Why I voted against military action in Syria

This was never going to be an easy decision, I believe MPs should think long and hard before they make such decisions. It was right that Labour MPs were given a free vote because I’ve become convinced that issues of such importance and conscience shouldn’t be subject to normal party discipline.

Of the large number of people who responded to my constituency survey on this very important matter, 48% were in favour of taking action against ISIL/Daesh but not sure airstrikes in Syria were the best thing to do, 33% opposed military action in Syria and 9% supported the Prime Minister’s case.

I recognise that those who oppose military action feel strongly and I acknowledge that pacifism is a perfectly respectable point of view although it’s not one that I share. Nor do I agree with the views expressed by the Stop the War movement. I believe this country is already at war with ISIL/Daesh who are an evil, murderous death cult that might reasonably be equated with Fascism. There are now credible reports of murders, rapes, the sale of women for sex, the brutalisation of children and the most barbaric activities occurring in places like Raqqa and Sinjar.

I want to make it clear that my decision was not about whether or not we should go to war, it was about whether or not the extension of military action into Syria was likely to succeed.

There is a persuasive argument for liberating Raqqa and destroying their command and control operations there but it is my assessment that we would need a proper ground army to do this. The reason we are recovering territory in Iraq is that the Peshmerga are a relatively disciplined fighting force capable of responding to advice from military advisers and making good use of the aerial support provided by the RAF. The situation in Raqqa is quite different. There is no ground force, the Free Syrian Army (FSA) whom the Prime Minister has suggested might play that role is a disparate collection of para militaries and tribesmen, many of them commit atrocities as bad as ISIL and have little respect for Western values. The suggestion that 70,000 of them could be made available seems fanciful and in any event they are mostly engaged in fighting President Assad’s troops rather than ISIL. I welcome the talks in Vienna but I don’t share the Prime Minister’s optimism about the progress they will make and I doubt very much that we will see a breakthrough within 6 months. I am also very concerned at the mounting evidence that the Turkish President’s son is heavily implicated in the smuggling of illegal ISIL oil. For these reasons I opposed an extension of military action because I have real doubts that it will succeed, not because I believe that it is wrong to take on ISIL/Daesh.

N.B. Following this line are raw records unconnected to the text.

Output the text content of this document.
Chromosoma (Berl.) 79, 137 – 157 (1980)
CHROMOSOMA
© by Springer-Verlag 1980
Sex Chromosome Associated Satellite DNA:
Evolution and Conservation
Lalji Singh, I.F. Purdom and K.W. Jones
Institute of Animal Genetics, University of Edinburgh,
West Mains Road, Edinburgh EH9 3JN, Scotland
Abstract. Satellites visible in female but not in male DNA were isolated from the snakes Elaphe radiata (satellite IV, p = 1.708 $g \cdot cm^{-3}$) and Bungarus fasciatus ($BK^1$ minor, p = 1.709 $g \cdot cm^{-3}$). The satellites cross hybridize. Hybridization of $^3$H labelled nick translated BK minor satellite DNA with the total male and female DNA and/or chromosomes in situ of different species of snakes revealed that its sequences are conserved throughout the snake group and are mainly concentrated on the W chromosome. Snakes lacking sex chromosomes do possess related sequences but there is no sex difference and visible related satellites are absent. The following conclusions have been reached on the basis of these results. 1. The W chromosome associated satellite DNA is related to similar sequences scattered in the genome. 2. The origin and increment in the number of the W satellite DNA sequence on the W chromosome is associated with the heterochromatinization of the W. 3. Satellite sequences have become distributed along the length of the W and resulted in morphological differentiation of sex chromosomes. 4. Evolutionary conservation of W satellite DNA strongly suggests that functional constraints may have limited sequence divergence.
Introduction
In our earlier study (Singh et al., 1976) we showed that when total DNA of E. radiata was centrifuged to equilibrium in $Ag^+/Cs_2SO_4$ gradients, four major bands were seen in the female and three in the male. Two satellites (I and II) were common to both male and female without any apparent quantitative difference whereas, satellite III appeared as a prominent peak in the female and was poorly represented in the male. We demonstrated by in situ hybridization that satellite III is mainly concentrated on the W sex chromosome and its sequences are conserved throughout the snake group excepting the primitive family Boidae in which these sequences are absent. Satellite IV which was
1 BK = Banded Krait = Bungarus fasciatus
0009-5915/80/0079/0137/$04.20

Finally I want to make it clear that those who think this is about the Labour Party are wrong. This is about our country, the Syrian people and our long term security in the face of an evil enemy who wishes to destroy our way of life. They kill Muslims and Christians with equal impunity. I would have arrived at my decision by the same process of consulting constituents, listening to experts, reading and thinking about the issues irrespective of who had been the Prime Minister or Leader of the Labour Party. Those who think this is an opportunity to advance a case within the Labour Party or who believe that threatening or intimidating MPs is the way to improve Labour’s standing or help people make difficult decisions are profoundly wrong. Everyone is entitled to lobby their MP and I welcome the range of views which people have expressed to me over this matter but I’m not interested in those who have contempt for the views of others or our democratic institutions. Many of my close friends came to a different conclusion, I respect their decisions and I know they agonised as much as me before reaching that judgement.

As long as I am your Member of Parliament, I will continue to listen, consult and do my best to explain the decisions I take but I’m not prepared to be anyone’s puppet.